立秋后的几场大雨,冲淡了蝉鸣的锐气。我站在屋檐檐下,看雨水顺着房檐当串成珠帘,青石板上浮动的光斑正被水痕蚕食,像被时光咬了一口的夏天,正露出斑驳的齿痕。荷塘里的荷叶已褪去盛夏的油亮,像被风揉皱的绿绸。但总有几朵荷花姗姗来迟,在残荷的簇拥中绽放。

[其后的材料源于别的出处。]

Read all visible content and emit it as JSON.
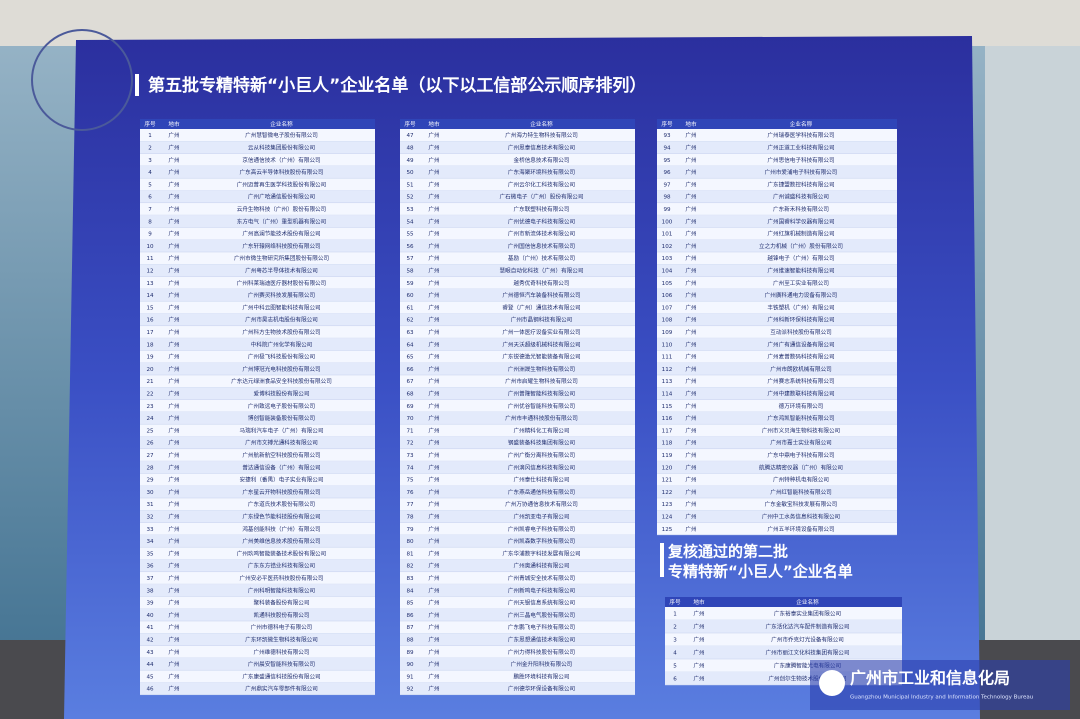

蝉声渐稀的日子里,萤火虫成了夜的主角。记得七岁那年的夏夜,我举着玻璃罐在草丛间追逐流萤。祖父坐在竹椅上,蒲扇摇出的风里带着艾草香。"那是天上的星星掉下来了",他指着溪边忽明忽暗的光点说。当我终于捉住一只,发现它腹部泛着幽蓝的光,像捧着半轮月亮。后来才知道,这些小生命在交配后便会死去,可那个夜晚它们在我罐中闪烁的模样,永远定格成了夏天最温柔的注脚。小卖铺的冰柜前,张大爷的竹椅早已换成了印着青岛啤酒广告的冰镇饮料柜,小卖铺的老板也换成张大爷的儿子,屋子里的阵阵手搓麻将的声音也替代了大爷们的象棋声。小时候的夏天,张大爷总会掀开覆盖在冰柜上的棉被,露出里面冻得结霜的汽水。小小的我们举着冒汗的玻璃瓶碰杯,气泡在舌尖炸开的瞬间,暑气便随着"噗嗤"一声消散。如今冰柜仍在,只是棉被下多了几层塑料膜,汽水瓶也换成了印着广告的塑料杯,曾经的小布丁、绿色心情也换成了穿着华丽外衣的雪糕刺客。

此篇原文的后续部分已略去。